Bu eğitim toplantılarının MHP'nin iç eğitimlerinden biri olduğunu belirten Topcu, "Pazartesi ve cuma günleri 350'şer yöneticimizin katılımlarıyla başlayan eğitimler, Genel Merkez binamızda Gün Sazak Konferans Salonu'nda gerçekleştirilmiştir. Toplamda 2 bin 100 yönetici arkadaşımızın katıldığı eğitimlerimiz 3 hafta sürmüştür." dedi.
Topcu, eğitim programı kapsamında, "MHP Tarihi ve Milliyetçilik", "Yeni Nesil Ülkücülük", "MHP Politikaları", "Temel İletişim", "Seçmen, Seçmen Analizi ve İkna Politikaları" başlıklı derslerin akademisyenler tarafından verildiğini aktardı.

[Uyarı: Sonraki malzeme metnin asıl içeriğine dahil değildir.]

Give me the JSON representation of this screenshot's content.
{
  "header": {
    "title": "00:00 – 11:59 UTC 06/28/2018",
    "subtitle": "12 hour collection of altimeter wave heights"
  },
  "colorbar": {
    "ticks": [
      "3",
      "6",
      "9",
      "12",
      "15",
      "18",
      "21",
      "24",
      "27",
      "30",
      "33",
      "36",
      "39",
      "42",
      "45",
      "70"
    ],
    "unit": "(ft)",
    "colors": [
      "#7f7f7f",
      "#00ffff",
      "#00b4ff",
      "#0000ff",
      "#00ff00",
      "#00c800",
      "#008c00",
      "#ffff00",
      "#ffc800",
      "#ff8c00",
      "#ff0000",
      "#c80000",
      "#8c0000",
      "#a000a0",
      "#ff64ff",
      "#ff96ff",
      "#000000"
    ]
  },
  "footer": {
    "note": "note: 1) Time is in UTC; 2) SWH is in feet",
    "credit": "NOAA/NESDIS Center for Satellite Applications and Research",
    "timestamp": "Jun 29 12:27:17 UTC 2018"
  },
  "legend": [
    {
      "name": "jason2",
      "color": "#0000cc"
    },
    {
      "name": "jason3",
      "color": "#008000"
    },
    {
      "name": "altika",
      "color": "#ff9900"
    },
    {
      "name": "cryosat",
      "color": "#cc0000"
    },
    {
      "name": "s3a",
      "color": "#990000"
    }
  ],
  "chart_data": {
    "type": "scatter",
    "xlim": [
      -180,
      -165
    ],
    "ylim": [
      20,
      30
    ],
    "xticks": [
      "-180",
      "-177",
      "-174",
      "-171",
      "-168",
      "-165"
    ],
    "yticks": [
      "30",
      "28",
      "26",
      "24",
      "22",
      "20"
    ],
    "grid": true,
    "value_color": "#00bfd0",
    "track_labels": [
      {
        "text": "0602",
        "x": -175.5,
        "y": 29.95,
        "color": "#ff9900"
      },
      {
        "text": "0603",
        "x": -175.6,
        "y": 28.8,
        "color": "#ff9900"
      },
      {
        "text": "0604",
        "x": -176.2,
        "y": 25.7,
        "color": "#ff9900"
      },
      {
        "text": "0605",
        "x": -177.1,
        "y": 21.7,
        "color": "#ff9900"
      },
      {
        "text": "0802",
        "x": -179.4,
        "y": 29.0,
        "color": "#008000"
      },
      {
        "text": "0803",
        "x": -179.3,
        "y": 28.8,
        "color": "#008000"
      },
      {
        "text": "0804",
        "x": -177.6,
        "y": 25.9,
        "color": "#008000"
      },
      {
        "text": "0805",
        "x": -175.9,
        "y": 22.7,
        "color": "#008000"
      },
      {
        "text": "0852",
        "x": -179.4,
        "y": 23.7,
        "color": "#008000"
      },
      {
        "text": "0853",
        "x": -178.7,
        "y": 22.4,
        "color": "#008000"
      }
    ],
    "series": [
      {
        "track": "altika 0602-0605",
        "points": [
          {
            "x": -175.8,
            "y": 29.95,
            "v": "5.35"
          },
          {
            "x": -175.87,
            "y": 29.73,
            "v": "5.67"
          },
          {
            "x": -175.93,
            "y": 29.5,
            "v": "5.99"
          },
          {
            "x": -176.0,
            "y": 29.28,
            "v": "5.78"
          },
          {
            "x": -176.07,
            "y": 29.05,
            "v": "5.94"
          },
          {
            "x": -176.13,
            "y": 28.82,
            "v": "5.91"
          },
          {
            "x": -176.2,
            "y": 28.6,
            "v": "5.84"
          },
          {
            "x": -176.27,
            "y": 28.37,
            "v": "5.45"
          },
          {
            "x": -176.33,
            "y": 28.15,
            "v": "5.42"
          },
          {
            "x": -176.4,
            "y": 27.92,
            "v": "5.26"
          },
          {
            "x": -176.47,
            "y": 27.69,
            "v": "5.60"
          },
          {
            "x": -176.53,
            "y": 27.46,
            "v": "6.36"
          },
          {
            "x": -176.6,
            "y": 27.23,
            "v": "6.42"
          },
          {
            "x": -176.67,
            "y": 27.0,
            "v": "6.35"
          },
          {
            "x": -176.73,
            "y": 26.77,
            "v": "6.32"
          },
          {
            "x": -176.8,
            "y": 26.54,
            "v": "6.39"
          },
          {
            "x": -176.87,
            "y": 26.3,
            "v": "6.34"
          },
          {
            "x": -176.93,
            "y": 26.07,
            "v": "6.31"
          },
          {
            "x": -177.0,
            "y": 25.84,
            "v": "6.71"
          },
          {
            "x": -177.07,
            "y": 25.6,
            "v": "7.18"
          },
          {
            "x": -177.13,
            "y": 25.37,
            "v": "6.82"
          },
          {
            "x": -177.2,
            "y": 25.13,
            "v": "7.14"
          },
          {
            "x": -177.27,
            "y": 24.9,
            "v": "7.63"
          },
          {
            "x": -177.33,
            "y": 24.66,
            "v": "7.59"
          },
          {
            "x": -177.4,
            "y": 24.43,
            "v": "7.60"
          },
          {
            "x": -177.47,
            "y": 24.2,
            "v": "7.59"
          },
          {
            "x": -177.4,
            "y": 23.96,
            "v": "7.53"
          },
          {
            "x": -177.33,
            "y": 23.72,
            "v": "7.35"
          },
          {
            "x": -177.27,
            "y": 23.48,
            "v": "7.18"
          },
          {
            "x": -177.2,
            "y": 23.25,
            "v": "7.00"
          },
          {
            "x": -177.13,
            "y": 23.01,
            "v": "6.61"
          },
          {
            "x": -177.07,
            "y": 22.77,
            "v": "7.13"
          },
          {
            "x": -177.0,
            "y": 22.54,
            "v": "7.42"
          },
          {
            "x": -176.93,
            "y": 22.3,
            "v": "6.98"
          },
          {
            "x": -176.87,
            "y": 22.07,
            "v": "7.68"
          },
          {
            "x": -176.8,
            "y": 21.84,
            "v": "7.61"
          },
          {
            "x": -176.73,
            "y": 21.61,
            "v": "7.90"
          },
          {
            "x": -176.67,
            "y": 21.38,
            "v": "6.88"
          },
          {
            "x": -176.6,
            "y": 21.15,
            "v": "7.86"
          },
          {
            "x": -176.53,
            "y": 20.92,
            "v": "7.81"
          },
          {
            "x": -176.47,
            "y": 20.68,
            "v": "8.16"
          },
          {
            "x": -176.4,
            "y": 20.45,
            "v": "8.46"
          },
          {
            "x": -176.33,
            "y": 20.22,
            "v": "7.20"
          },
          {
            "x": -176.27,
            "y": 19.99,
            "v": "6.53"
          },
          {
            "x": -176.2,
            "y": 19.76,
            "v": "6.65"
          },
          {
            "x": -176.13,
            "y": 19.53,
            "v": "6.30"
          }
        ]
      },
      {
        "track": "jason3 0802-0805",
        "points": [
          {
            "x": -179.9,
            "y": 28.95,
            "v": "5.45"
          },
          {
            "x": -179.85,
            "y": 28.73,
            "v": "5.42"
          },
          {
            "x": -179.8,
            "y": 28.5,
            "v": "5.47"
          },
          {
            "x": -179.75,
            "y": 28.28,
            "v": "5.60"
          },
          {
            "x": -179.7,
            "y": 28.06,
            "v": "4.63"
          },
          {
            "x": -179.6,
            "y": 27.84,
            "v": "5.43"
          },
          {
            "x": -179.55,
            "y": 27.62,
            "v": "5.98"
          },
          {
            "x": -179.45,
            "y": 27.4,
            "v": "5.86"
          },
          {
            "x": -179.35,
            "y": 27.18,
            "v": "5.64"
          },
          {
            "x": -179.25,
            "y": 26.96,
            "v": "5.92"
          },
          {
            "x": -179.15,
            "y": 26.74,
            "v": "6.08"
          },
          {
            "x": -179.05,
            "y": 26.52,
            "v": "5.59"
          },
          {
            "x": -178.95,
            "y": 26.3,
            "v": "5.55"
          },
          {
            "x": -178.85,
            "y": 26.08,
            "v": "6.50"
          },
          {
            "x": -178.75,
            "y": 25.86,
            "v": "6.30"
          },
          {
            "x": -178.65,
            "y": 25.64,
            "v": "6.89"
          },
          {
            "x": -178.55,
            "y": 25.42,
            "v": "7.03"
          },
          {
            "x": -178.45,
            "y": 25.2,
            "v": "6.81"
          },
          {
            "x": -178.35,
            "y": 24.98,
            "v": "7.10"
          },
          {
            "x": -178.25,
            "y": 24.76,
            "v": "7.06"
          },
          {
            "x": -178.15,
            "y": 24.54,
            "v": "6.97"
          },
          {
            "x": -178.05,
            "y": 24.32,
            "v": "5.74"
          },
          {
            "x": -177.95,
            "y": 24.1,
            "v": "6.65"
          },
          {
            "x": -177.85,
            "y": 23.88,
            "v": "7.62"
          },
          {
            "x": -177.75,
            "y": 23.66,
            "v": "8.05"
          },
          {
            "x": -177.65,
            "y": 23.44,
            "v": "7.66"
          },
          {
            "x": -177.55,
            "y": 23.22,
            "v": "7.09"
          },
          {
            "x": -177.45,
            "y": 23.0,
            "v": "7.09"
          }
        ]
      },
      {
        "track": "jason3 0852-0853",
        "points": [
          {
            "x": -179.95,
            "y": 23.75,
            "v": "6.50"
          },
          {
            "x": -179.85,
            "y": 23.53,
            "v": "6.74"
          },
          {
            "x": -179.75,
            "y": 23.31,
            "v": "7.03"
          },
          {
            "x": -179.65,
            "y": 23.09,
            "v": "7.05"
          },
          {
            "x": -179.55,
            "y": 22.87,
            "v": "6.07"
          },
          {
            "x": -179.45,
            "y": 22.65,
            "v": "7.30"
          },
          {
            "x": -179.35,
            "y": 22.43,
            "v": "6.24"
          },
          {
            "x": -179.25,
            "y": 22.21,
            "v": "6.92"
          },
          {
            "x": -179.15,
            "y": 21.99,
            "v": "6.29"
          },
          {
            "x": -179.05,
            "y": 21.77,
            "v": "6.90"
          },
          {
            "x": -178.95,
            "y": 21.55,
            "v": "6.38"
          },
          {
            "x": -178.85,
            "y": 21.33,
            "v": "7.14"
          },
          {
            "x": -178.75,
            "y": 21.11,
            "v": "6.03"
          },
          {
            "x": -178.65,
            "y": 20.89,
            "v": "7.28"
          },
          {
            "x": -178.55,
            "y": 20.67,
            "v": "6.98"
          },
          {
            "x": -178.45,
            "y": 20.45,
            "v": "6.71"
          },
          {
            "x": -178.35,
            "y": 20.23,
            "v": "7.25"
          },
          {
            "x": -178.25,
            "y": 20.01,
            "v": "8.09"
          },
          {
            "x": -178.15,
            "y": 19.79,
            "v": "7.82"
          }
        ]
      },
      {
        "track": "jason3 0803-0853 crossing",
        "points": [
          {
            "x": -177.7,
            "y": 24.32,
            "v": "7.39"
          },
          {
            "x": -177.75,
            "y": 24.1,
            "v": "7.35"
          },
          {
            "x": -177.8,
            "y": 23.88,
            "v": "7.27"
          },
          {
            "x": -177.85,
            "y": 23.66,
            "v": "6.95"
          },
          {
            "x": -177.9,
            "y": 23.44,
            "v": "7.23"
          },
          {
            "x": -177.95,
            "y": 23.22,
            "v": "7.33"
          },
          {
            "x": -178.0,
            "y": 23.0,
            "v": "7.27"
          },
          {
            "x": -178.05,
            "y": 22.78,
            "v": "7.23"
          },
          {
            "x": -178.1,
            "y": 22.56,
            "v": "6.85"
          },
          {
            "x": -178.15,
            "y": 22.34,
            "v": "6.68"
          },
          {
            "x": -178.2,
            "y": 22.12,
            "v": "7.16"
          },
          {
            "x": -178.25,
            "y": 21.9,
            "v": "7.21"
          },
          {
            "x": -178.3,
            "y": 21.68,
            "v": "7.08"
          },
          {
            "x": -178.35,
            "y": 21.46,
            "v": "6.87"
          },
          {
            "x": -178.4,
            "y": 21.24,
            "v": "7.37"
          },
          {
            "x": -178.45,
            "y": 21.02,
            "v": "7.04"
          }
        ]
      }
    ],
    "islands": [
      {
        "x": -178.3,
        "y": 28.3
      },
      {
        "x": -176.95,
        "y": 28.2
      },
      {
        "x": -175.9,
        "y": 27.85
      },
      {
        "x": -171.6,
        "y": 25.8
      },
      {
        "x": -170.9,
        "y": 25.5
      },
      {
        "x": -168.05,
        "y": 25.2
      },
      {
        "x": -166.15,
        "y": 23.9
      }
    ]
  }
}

Eğitimlerin, Parti İçi Eğitim Siyaset ve Liderlik Okulu Başkanlığı ve Teşkilat İşleri Başkanlığı tarafından ortak düzenlendiğini vurgulayan Topcu, emeği geçenlere teşekkür etti.
– Dünya siyasetindeki dönüşüm
Topcu, dünya siyasetinin ekonomik ve politik olarak büyük bir dönüşüm dönemine girdiğine dikkati çekerek, değişim sürecinin yönünü belirleyen unsurun insanlığın geliştirdiği bilimsel icatlar ve teknolojik gelişmeler kadar, küresel ısınmaya bağlı iklim değişiklikleri, kitlesel göçler, doğal afetler ve salgın hastalıklar olduğunu söyledi.
Dünyanın devasa bir küreye dönüştüğü enformasyon çağının tam ortasında olunduğuna işaret eden Topcu, gelişen imkanların birçok faydanın yanında ciddi zorlukları, sınamaları, asimetrik tehditleri de beraberinde getirdiğini ifade etti.
Topcu, siber savaşların gerçek savaşların yerini aldığı ve hakikate ulaşmak için büyük çabalar gerektiğini belirterek, artık sahip olduğu bilgileri ve verileri en iyi biçimde toplayıp işleyen, bilgiyi üreten ve kullanan, entelektüel kapasitesini geliştiren millet ve devletlerin "büyük güç" olarak sivrildiğini aktardı.
Devrin artık başkalarının ne düşündüğünün dikkate alındığı bir devir olmadığının altını çizen Topcu, "Artık bu çağda herkes pozisyonunu Türkiye'ye göre belirlemek mecburiyetindedir. Asır Türk asrıdır. Hedef Kızılelma, hedef Turan ülküsüdür. Artık Türkiye, kendi sorunlarını ihmal etmeden, uluslararası alanda söz sahibi olmak, sözü dinlenen bir konuma gelmek için kalıplarını zorlamaktadır." ifadelerini kullandı.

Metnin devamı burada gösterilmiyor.